CONTROLLING SOFTWARE CODE VULNERABILITIES USING AI-ORIENTED STATIC ANALYSIS
DOI:
https://doi.org/10.31891/2219-9365-2025-83-1Keywords:
static code analysis, vulnerabilities, artificial intelligence, CodeBERT, secure development, hybrid modelAbstract
This paper addresses the pressing issue of software security by exploring the integration of traditional static analysis techniques with advanced AI-based methods for source code vulnerability detection. The research proposes a hybrid architecture that combines rule-based engines, such as CodeQL with transformer-based neural networks like CodeBERT. While traditional static analyzers rely on manually crafted rules and patterns, they often fail to detect context-dependent or novel vulnerabilities. AI models, on the other hand, demonstrate a growing ability to learn latent semantic structures and security-relevant code patterns by leveraging abstract syntax trees (AST), data flow graphs (DFG), and language-model pretraining techniques. The presented architecture capitalizes on the strengths of both approaches by aggregating the results of a rule-based static analysis pipeline and an AI-assisted vulnerability classifier into a unified decision engine.
To assess the system’s effectiveness, experiments were conducted on a labeled dataset of 15,000 code samples. The AI model, based on CodeBERT, was trained for 20 epochs using binary cross-entropy and evaluated by F1-score. Three approaches were compared: rule-based, standalone AI, and the hybrid model. Results showed that the AI-only model outperformed the rule-based analyzer (F1-score: 0.81 vs. 0.68), while the hybrid approach achieved the highest score of 0.86, balancing precision and recall.
Beyond classification accuracy, the research also considered the computational trade-offs and runtime implications of integrating AI into static analysis workflows. While the AI-enhanced pipeline incurs higher memory and processing time costs, its ability to identify critical vulnerabilities missed by traditional tools justifies its application in security-sensitive environments. Case studies highlighted examples such as heap buffer overflows and use-after-free vulnerabilities, which were correctly identified by the AI model but missed by pattern-matching rules.
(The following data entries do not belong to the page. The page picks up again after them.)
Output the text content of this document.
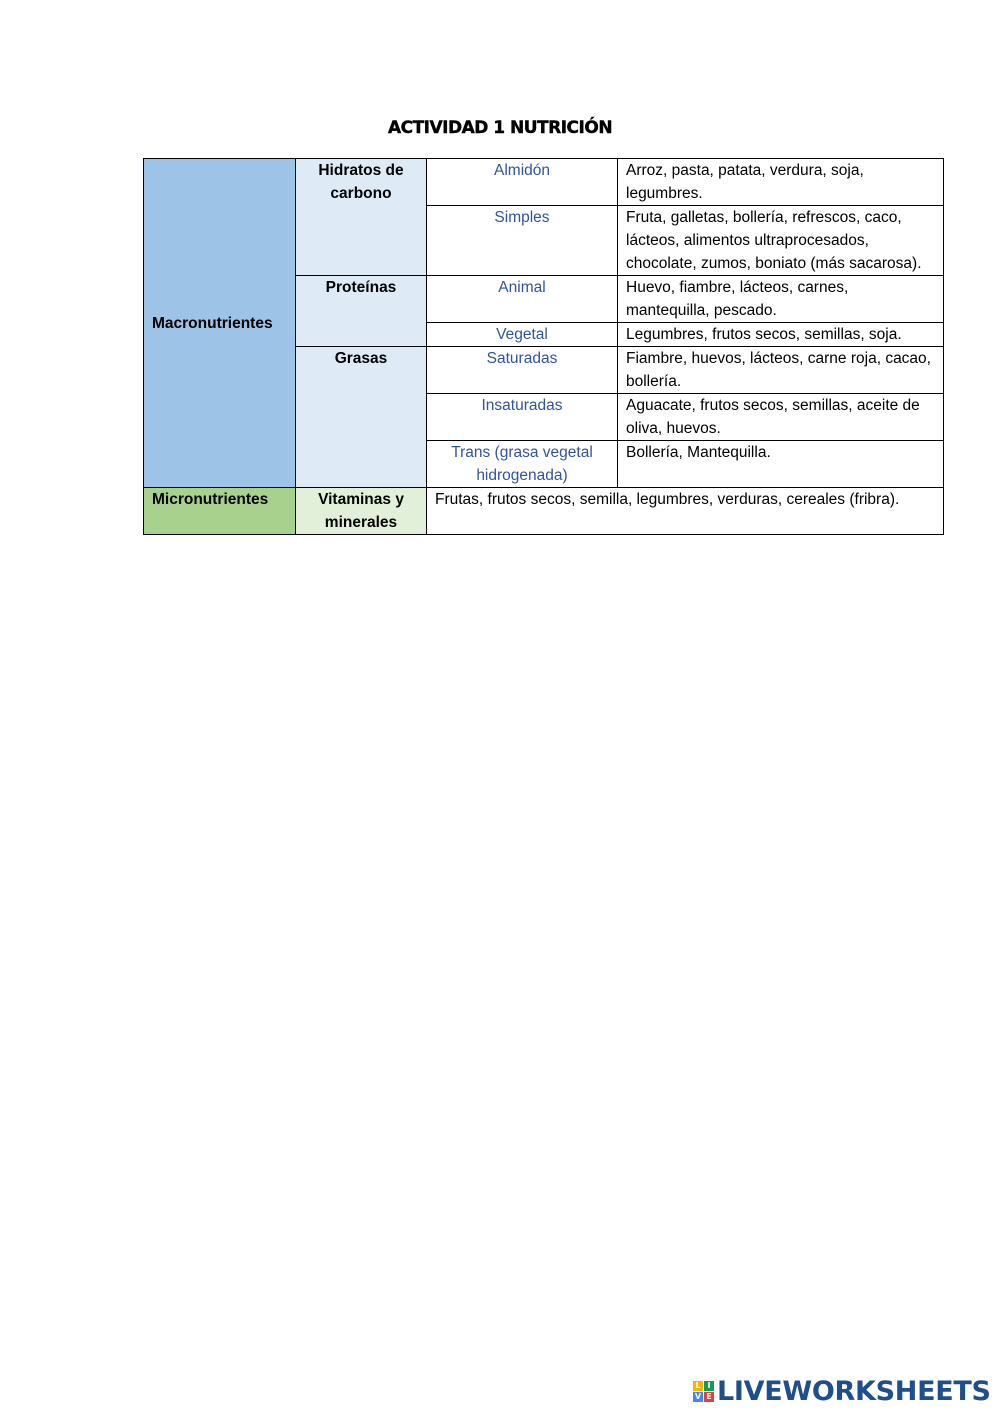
ACTIVIDAD 1 NUTRICIÓN
Macronutrientes	Hidratos de carbono	Almidón	Arroz, pasta, patata, verdura, soja, legumbres.
		Simples	Fruta, galletas, bollería, refrescos, caco, lácteos, alimentos ultraprocesados, chocolate, zumos, boniato (más sacarosa).
	Proteínas	Animal	Huevo, fiambre, lácteos, carnes, mantequilla, pescado.
		Vegetal	Legumbres, frutos secos, semillas, soja.
	Grasas	Saturadas	Fiambre, huevos, lácteos, carne roja, cacao, bollería.
		Insaturadas	Aguacate, frutos secos, semillas, aceite de oliva, huevos.
		Trans (grasa vegetal hidrogenada)	Bollería, Mantequilla.
Micronutrientes	Vitaminas y minerales	Frutas, frutos secos, semilla, legumbres, verduras, cereales (fribra).	
L I
V E LIVEWORKSHEETS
The paper concludes that hybrid AI-assisted static analysis is a promising direction for enhancing secure software development practices, especially in the context of DevSecOps pipelines. Future work includes extending the architecture to support multiple programming languages, integrating explainable AI components for better result interpretability, and optimizing model performance for lightweight deployment scenarios. Overall, the findings emphasize the practical feasibility and advantages of embedding AI into traditional software assurance processes to improve code security in an automated and scalable manner.